I've quoted this book before, but I'll share this one without comment. From The Image: A Guide to Pseudo-Events in America, by Daniel J. Boorstin
In nineteenth-century America, the most extreme modernism held that man was made by his environment. In twentieth-century America, without abandoning belief that we are made by our environment, we also believe our environment can be made almost wholly by us. This is the appealing contradiction at the heart of our passion for pseudo-events: for made news, synthetic heroes, prefabricated tourist attractions, homogenized interchangeable forms of art and literature (where there are no “originals,” but only the shadows we make of other shadows). We believe we can fill our experience with new-fangled content. Almost everything we see and hear and do persuades us that this power is ours. The life in America which I have described is a spectator sport in which we ourselves make the props and are the sole performers.

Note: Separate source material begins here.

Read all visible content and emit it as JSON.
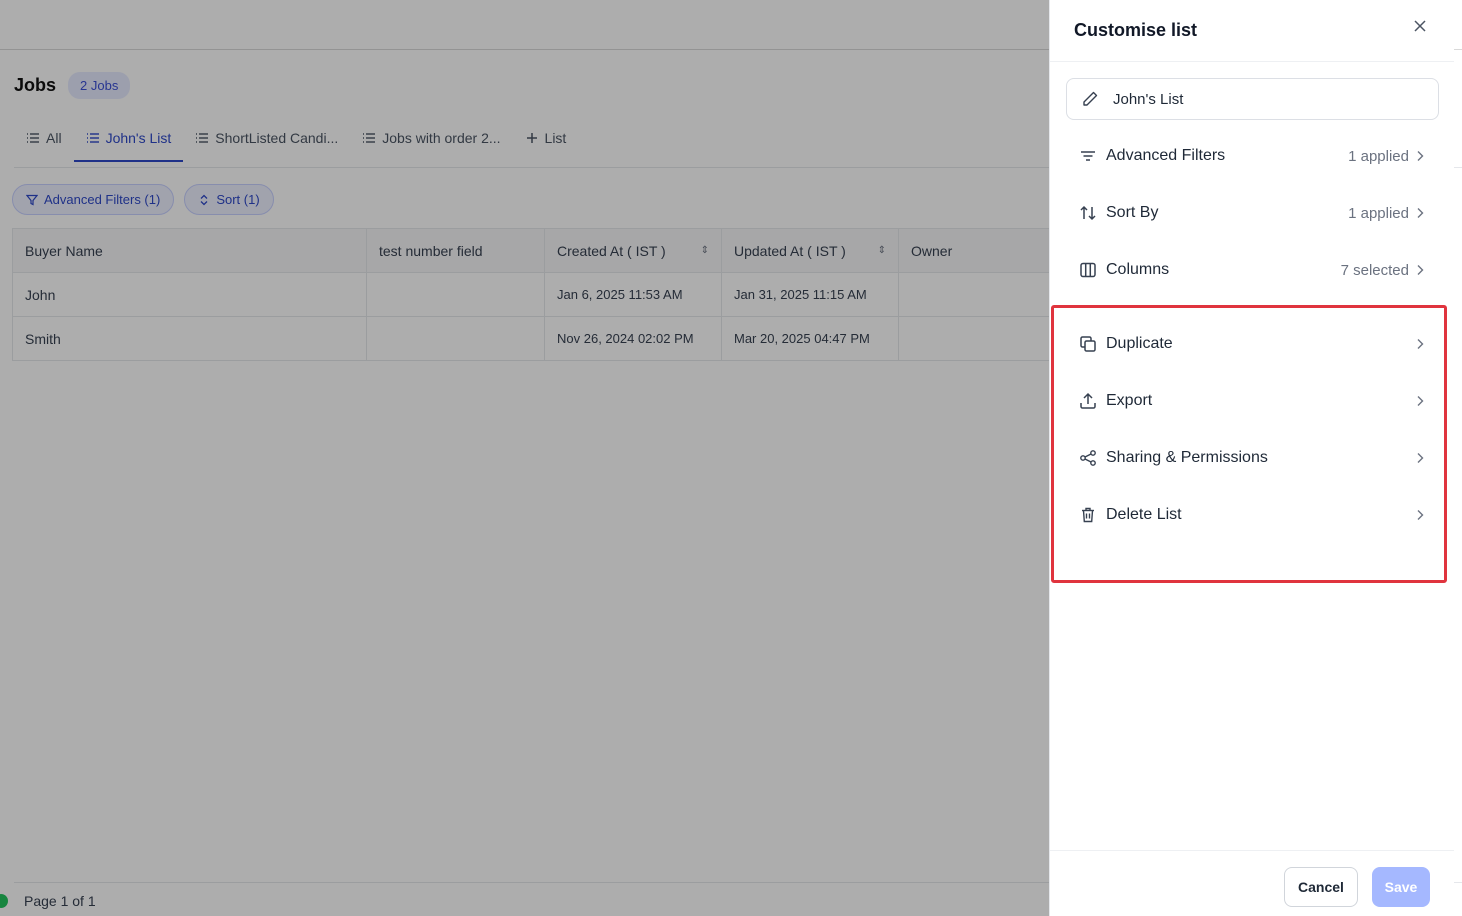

But to what end? How surprising if men who make their environment and fill experience with whatever they please could not also make their God! God himself becomes a pseudo-event with all the familiar characteristics. He is not spontaneous or self-created. He has been planned or planted - primarily for the desirable effects of having him reported and believed in. He is to be viewed like a television show only at our convenience. His power can be measured by how widely he is reported, how often he is spoken about. His relation to underlying reality is ambiguous. As with other pseudo-events, about God, too, the most interesting question for us is not what he does but whether he exists. We worry over his prestige. He is the Celebrity-Author of the World’s Best Seller. We have made God into the biggest celebrity of all, to contain our own emptiness. He is The Greatest of “the greatest.” What preoccupies us, then, is not God as a fact of nature, but as a fabrication useful for a God-fearing society. God himself becomes not a power but an image.